VCS-specific commands

When working with a given project, only the VCS-specific commands for that project should be available. For example, if you're working on Bespin, the "hg" command will be there, but the "bzr" command will not.

These commands will be *exactly* the commands used on the command line with the difference that the commands/subcommands and options will all go through a whitelist and vigorous validation of parameters.

Getting projects out of Bespin

Distributed version control systems offer a convenient way to get code out of Bespin. If we can make Bespin's repositories available directly via the VCS's normal protocol, then the user can simply pull changes from Bespin's repository.

For Subversion, and the instances where it's likely more convenient in a DVCS, we will provide authenticated push access. This may be necessary for DVCSes anyway, if there proves to be technical hurdles to exposing Bespin's repositories natively.

Finally, users can use the current export feature. That is the least convenient for normal use, but it is working today.

Server API changes

Due to the flexible nature of this command, I'm envisioning adding a small new server API:

POST /vcs/[project]/ 
Send a JSON message {'command' : ['command', 'other', 'arguments']} as the body. A 400 response with error text in the response body will result from a bad command line. A 200 response will have a JSON result. For many commands, there will just be 'output' on the object with string output that can be displayed to the user.

Data model changes

User changes

Users will remain in the database. Each user will be given a UUID (uuid4 - random) that will be used for on-disk identification of the user.

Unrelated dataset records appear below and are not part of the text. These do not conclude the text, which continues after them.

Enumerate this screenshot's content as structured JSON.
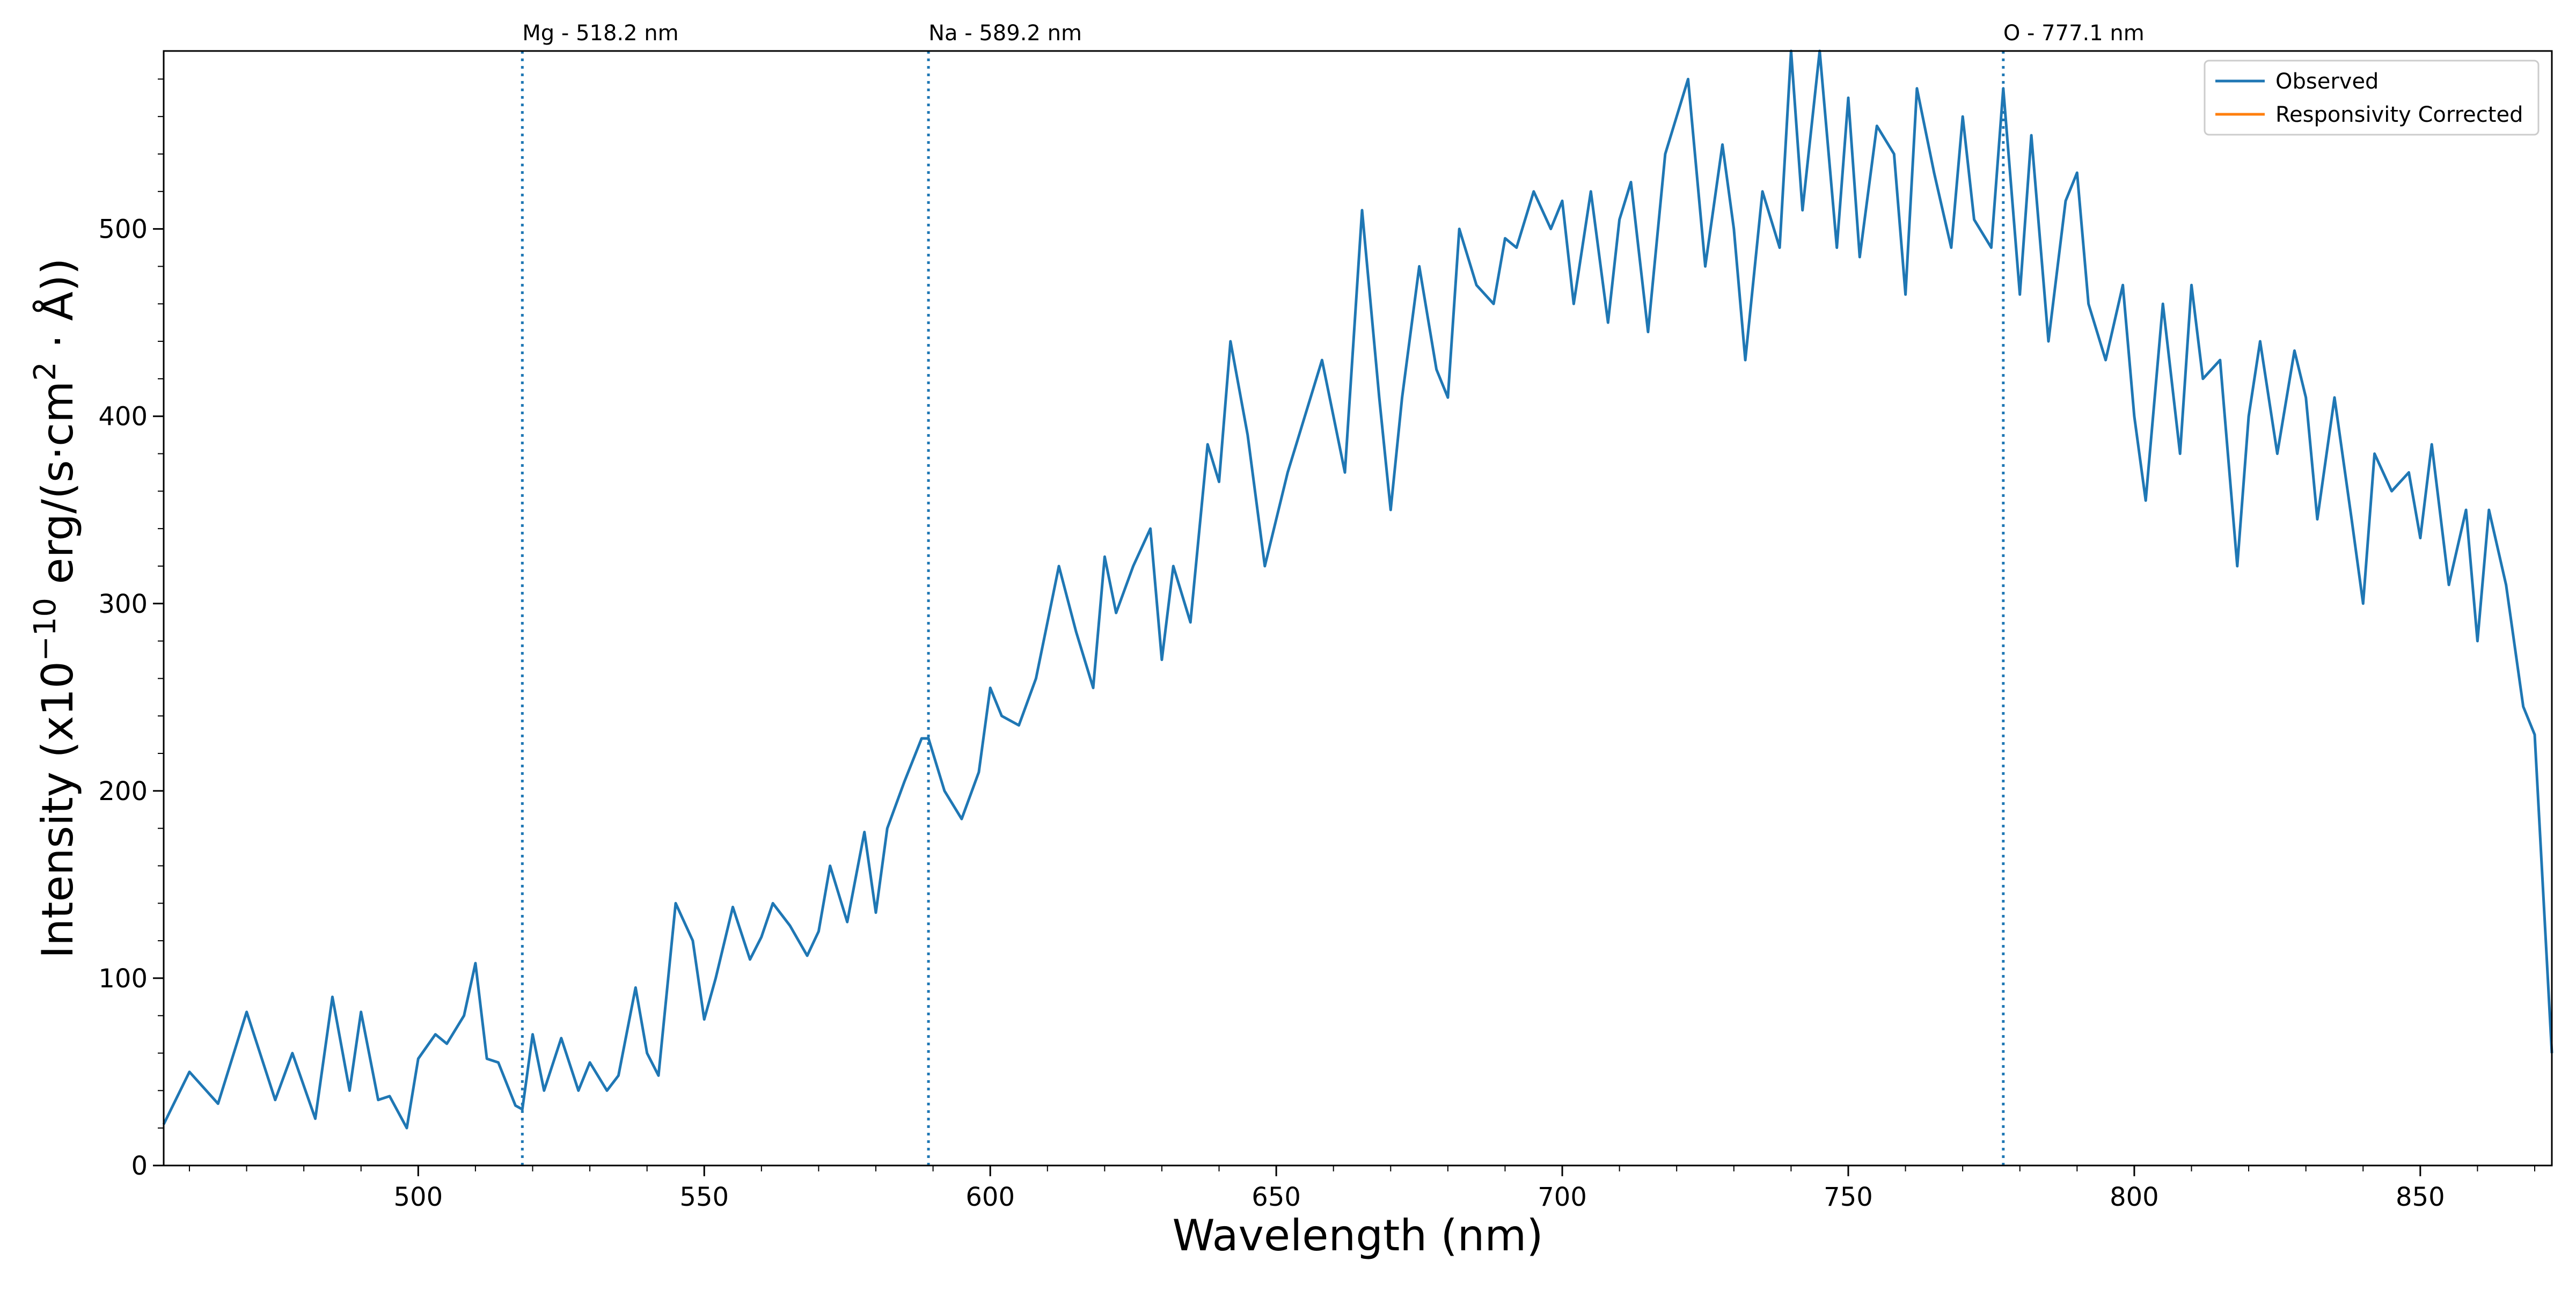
{
  "chart_data": {
    "type": "line",
    "xlabel": "Wavelength (nm)",
    "ylabel": {
      "prefix": "Intensity (x10",
      "exponent": "−10",
      "middle": " erg/(s·cm",
      "squared": "2",
      "suffix": " · Å))"
    },
    "xlim": [
      455.5,
      873
    ],
    "ylim": [
      0,
      595
    ],
    "xticks": [
      500,
      550,
      600,
      650,
      700,
      750,
      800,
      850
    ],
    "yticks": [
      0,
      100,
      200,
      300,
      400,
      500
    ],
    "grid": false,
    "legend_position": "top-right",
    "legend": [
      "Observed",
      "Responsivity Corrected"
    ],
    "colors": {
      "observed": "#1f77b4",
      "responsivity_corrected": "#ff7f0e",
      "reference_lines": "#1f77b4"
    },
    "reference_lines": [
      {
        "x": 518.2,
        "label": "Mg - 518.2 nm"
      },
      {
        "x": 589.2,
        "label": "Na - 589.2 nm"
      },
      {
        "x": 777.1,
        "label": "O - 777.1 nm"
      }
    ],
    "series": [
      {
        "name": "Observed",
        "x": [
          455.5,
          460,
          465,
          470,
          475,
          478,
          482,
          485,
          488,
          490,
          493,
          495,
          498,
          500,
          503,
          505,
          508,
          510,
          512,
          514,
          517,
          518.2,
          520,
          522,
          525,
          528,
          530,
          533,
          535,
          538,
          540,
          542,
          545,
          548,
          550,
          552,
          555,
          558,
          560,
          562,
          565,
          568,
          570,
          572,
          575,
          578,
          580,
          582,
          585,
          588,
          589.2,
          592,
          595,
          598,
          600,
          602,
          605,
          608,
          610,
          612,
          615,
          618,
          620,
          622,
          625,
          628,
          630,
          632,
          635,
          638,
          640,
          642,
          645,
          648,
          650,
          652,
          655,
          658,
          660,
          662,
          665,
          668,
          670,
          672,
          675,
          678,
          680,
          682,
          685,
          688,
          690,
          692,
          695,
          698,
          700,
          702,
          705,
          708,
          710,
          712,
          715,
          718,
          720,
          722,
          725,
          728,
          730,
          732,
          735,
          738,
          740,
          742,
          745,
          748,
          750,
          752,
          755,
          758,
          760,
          762,
          765,
          768,
          770,
          772,
          775,
          777.1,
          780,
          782,
          785,
          788,
          790,
          792,
          795,
          798,
          800,
          802,
          805,
          808,
          810,
          812,
          815,
          818,
          820,
          822,
          825,
          828,
          830,
          832,
          835,
          838,
          840,
          842,
          845,
          848,
          850,
          852,
          855,
          858,
          860,
          862,
          865,
          868,
          870,
          873
        ],
        "values": [
          22,
          50,
          33,
          82,
          35,
          60,
          25,
          90,
          40,
          82,
          35,
          37,
          20,
          57,
          70,
          65,
          80,
          108,
          57,
          55,
          32,
          30,
          70,
          40,
          68,
          40,
          55,
          40,
          48,
          95,
          60,
          48,
          140,
          120,
          78,
          100,
          138,
          110,
          122,
          140,
          128,
          112,
          125,
          160,
          130,
          178,
          135,
          180,
          205,
          228,
          228,
          200,
          185,
          210,
          255,
          240,
          235,
          260,
          290,
          320,
          285,
          255,
          325,
          295,
          320,
          340,
          270,
          320,
          290,
          385,
          365,
          440,
          390,
          320,
          345,
          370,
          400,
          430,
          400,
          370,
          510,
          410,
          350,
          410,
          480,
          425,
          410,
          500,
          470,
          460,
          495,
          490,
          520,
          500,
          515,
          460,
          520,
          450,
          505,
          525,
          445,
          540,
          560,
          580,
          480,
          545,
          500,
          430,
          520,
          490,
          595,
          510,
          595,
          490,
          570,
          485,
          555,
          540,
          465,
          575,
          530,
          490,
          560,
          505,
          490,
          575,
          465,
          550,
          440,
          515,
          530,
          460,
          430,
          470,
          400,
          355,
          460,
          380,
          470,
          420,
          430,
          320,
          400,
          440,
          380,
          435,
          410,
          345,
          410,
          345,
          300,
          380,
          360,
          370,
          335,
          385,
          310,
          350,
          280,
          350,
          310,
          245,
          230,
          60
        ],
        "smoothed": false
      },
      {
        "name": "Responsivity Corrected",
        "x": [],
        "values": []
      }
    ]
  }
}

The user's directory will also include a .bespin-status.json file which provides user-level information about the files in their project. (At this point, it is a JSON object with an "open" attribute that lists all of the user's open files).

Filesystem layout

The general layout in the filesystem will be like this:

datadir/
  userUUID1/
    .bespin-status.json
    .BespinSettings.json
    BespinSettings/
      (checked out files/repository)
    .OtherProject.json
    OtherProject/
      (checked out files/repository)
 userUUID2/
   BespinSettings/
   

Many filesystems do not like large directories. There will be a setting "fslevels" that determines the amount of nesting that should occur. In development, that setting will be 0, so there is no nesting. Basically, the characters of the UUID (excluding dashes) will be make up the nesting levels. Because the UUIDs are random, we will just assume a fairly even distribution. With enough levels, the directories will not be overpopulated.

Project changes

The projects table will go away, and projects appear as above in the file system.

Project metadata will be stored in a file called .ProjectName.json. It is a json file that will look like:

{type: 'hg', open: {'path/to/file' : {'mode' : 'rw'}}}
type
kind of repository (files, hg, svn, bzr, git)
open
open files object

Directory changes

The directories table will go away. (Of course, the directories will all be converted over!)

File changes

The files table will go away. (Files will be converted over to the file system format as well.)

Edits are being punted on for the moment, until it is clear how they intersect with the collaboration work.

File Status changes

The file status table will go away with its information in the project metadata file.